Implement CSE optimisation for Indigo programs
Clarification and motivation
After exploration of generated code in morley#128 (closed) I figured out that a lot of extra code generated when some expressions reused, I mean, they are not stored into Indigo variables but stored in a variables created in let
.
This "let creation expressions" seem to be only a peak of iceberg and obvious case, but there are a lot of more implicit cases, like storage.field.innerField1
and storage.field.innerField2
and more (and actually having them in let is kinda convenient). So we need to implement this algorithm https://en.wikipedia.org/wiki/Common_subexpression_elimination
(there is another one https://en.wikipedia.org/wiki/Value_numbering but it requires code to be in form of https://en.wikipedia.org/wiki/Static_single_assignment_form, I think one day we will prohibit variable modification), which basically solves this old known task.
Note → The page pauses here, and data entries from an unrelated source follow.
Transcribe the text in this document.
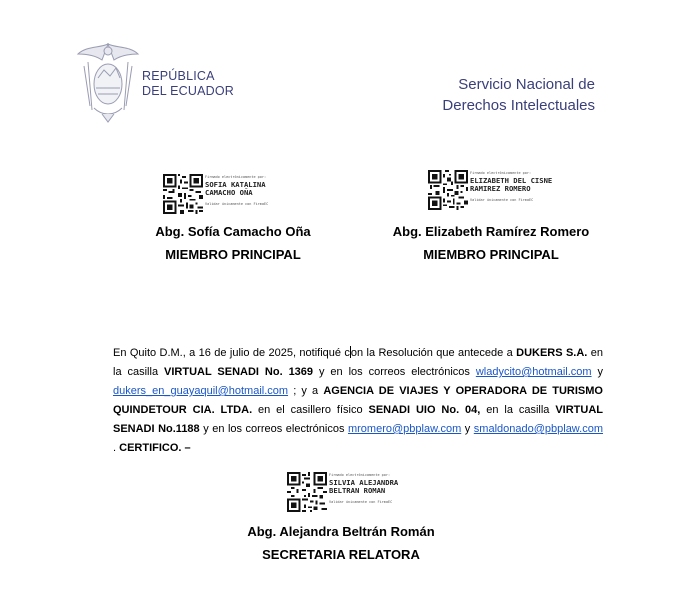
REPÚBLICA
DEL ECUADOR	Servicio Nacional de
Derechos Intelectuales
Firmado electrónicamente por:
SOFIA KATALINA
CAMACHO OÑA
Validar únicamente con FirmaEC
Abg. Sofía Camacho Oña
MIEMBRO PRINCIPAL
Firmado electrónicamente por:
ELIZABETH DEL CISNE
RAMIREZ ROMERO
Validar únicamente con FirmaEC
Abg. Elizabeth Ramírez Romero
MIEMBRO PRINCIPAL
En Quito D.M., a 16 de julio de 2025, notifiqué con la Resolución que antecede a DUKERS S.A. en la casilla VIRTUAL SENADI No. 1369 y en los correos electrónicos wladycito@hotmail.com y dukers_en_guayaquil@hotmail.com ; y a AGENCIA DE VIAJES Y OPERADORA DE TURISMO QUINDETOUR CIA. LTDA. en el casillero físico SENADI UIO No. 04, en la casilla VIRTUAL SENADI No.1188 y en los correos electrónicos mromero@pbplaw.com y smaldonado@pbplaw.com . CERTIFICO. –
Firmado electrónicamente por:
SILVIA ALEJANDRA
BELTRAN ROMAN
Validar únicamente con FirmaEC
Abg. Alejandra Beltrán Román
SECRETARIA RELATORA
This algorithm is two pass, so first we need to go through contract code and analyse which expressions are reused in several places, but with current IndigoM
it's not possible because we just generate Lorentz code on the fly, losing initial Indigo statements (like assignment, if, case, while, etc).
So, the idea is to introduce something like freer monad or even better operational monad (I don't think we can use standard ones because of exposed inp
and out
) over IndigoM
with all possible statements which require expressions, and then when compilation happen, analyse this program tree, performing CSE algorithm which tracks all subexpressions and gather some additional information for compilation, and then, using this information to compile allocating some temporary variables on stack, which would allow to just reuse value of an expression instead of computing it from scratch, and generate more optimal in sense of gas and byte size code.
Acceptance criteria
The functionality is implemented, checked that it improves managed ledger contract and some tests are written.